Castro says drug companies charge far too muc
h for medicine
In an impassioned speech at a session celebrating the 50th anniversary of the U.N health agency, Castro also condemned growing global trade liberalization and ``an economy that grows by itself and for itself, like a cancer.''
He decried the U.S. economic embargo against his island nation, but said the sanctions have only ``led to the multiplication of our strengths and our will to survive.'' Castro also deplored high death and disease rates in developing countries, and pointed to inflated drug prices by pharmaceutical companies as the culprit.

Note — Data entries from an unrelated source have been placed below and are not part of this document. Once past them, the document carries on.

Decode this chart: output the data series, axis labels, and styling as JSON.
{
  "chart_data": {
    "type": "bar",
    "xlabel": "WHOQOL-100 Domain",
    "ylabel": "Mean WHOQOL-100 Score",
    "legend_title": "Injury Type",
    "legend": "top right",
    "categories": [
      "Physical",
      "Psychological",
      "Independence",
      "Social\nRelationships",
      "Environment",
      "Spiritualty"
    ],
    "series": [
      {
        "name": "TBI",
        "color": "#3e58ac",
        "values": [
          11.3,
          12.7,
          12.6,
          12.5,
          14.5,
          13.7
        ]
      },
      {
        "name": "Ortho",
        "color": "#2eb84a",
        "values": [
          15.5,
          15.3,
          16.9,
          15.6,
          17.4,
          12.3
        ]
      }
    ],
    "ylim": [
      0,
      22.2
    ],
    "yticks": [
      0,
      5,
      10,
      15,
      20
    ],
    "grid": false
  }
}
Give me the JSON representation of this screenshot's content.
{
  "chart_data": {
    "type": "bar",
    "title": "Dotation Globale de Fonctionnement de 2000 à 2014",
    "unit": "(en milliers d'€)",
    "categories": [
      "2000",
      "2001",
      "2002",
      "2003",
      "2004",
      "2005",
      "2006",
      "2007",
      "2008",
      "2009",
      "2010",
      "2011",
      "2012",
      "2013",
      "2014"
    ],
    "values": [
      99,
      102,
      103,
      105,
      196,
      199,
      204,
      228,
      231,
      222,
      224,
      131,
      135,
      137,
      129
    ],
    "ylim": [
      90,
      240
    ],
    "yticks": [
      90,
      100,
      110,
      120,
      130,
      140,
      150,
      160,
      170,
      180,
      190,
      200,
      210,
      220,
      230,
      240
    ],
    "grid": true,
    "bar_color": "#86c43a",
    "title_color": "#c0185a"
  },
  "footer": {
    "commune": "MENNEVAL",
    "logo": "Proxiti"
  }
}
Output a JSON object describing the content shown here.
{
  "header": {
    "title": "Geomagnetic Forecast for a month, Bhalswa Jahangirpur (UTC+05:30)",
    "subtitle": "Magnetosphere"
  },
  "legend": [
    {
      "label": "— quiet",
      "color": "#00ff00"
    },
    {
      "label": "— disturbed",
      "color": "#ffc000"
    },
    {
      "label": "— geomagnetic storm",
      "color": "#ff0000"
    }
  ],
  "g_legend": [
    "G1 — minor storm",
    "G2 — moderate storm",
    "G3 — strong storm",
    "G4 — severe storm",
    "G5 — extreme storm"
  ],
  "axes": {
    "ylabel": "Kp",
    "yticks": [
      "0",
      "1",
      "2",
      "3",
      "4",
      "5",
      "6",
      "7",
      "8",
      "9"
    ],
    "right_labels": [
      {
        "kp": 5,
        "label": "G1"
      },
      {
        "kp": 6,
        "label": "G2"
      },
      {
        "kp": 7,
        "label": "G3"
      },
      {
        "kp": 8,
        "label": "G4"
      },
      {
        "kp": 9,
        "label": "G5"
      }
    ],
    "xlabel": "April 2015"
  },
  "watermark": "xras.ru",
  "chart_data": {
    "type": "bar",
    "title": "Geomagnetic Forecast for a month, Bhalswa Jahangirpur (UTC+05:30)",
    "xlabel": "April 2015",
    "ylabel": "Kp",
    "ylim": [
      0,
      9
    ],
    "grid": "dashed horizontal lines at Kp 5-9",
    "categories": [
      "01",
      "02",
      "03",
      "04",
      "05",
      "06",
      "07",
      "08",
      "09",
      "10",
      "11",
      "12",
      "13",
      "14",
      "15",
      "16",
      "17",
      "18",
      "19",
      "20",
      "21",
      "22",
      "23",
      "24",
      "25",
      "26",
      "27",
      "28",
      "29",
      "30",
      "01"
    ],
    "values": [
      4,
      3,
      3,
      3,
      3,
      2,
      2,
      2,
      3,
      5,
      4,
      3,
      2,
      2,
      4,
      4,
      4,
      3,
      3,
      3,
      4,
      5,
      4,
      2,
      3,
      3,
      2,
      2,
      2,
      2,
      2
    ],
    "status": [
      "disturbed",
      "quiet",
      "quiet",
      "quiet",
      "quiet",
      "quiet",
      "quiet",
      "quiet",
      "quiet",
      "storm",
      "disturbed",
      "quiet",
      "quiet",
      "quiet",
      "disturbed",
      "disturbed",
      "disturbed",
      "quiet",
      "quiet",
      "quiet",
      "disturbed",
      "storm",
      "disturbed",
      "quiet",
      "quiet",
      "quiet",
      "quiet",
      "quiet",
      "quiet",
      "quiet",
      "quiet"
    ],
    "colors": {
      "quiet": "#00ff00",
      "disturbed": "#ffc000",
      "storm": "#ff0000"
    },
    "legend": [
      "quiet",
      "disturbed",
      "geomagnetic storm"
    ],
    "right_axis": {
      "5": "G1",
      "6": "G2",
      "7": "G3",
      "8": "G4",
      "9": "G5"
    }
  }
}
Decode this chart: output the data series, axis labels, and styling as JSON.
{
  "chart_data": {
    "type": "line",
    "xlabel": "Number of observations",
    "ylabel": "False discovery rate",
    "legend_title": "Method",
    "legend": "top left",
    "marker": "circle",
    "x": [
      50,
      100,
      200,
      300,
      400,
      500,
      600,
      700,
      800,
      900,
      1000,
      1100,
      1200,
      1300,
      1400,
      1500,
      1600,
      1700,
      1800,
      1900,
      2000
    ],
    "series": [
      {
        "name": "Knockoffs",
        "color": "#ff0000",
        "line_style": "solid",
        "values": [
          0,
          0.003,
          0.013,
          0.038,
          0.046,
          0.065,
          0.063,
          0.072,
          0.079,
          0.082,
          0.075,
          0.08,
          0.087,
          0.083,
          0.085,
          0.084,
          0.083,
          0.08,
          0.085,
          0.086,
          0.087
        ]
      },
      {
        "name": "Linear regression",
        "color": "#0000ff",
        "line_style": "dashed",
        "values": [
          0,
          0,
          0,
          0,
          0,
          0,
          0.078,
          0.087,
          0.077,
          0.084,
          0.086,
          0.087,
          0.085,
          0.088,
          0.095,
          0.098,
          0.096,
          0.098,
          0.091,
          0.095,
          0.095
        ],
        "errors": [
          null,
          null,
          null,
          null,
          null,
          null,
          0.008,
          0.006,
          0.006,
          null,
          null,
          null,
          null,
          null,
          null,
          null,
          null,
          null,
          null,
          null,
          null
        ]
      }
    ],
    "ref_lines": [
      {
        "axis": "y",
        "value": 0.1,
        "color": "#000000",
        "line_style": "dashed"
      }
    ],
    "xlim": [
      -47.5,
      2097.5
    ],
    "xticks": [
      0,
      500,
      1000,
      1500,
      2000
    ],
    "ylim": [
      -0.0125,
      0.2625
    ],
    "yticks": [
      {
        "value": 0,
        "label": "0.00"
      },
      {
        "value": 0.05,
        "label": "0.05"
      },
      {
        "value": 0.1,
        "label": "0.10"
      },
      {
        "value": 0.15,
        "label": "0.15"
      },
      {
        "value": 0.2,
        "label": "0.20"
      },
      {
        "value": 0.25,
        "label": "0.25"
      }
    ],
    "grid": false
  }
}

``The control of patents and markets by the big transnational companies allows them to raise prices over 10 times above production costs,'' Castro said. ``Either we defeat AIDS, or AIDS will devastate several Third World countries.''
The 70-year-old Cuban leader was given a standing ovation as he entered the hall of the 191-nation World Health Assembly -- the annual meeting of the World Health Organization.
During his weeklong visit, Castro will address the World Trade Organization when leaders gather to mark half a century of the global trading system, born at a meeting in Havana, Cuba, in 1948.
The Cuban leader and First Lady Hillary Rodham Clinton are staying in the same hotel, but the hotel manager said any clash of ideologies would be ``no problem.'' ``Everyone is in their own place and it works very well,'' said Herbert Schott, director of Geneva's luxury Hotel Intercontinental.
President Clinton is due in Geneva for a few hours Monday evening to address the WTO.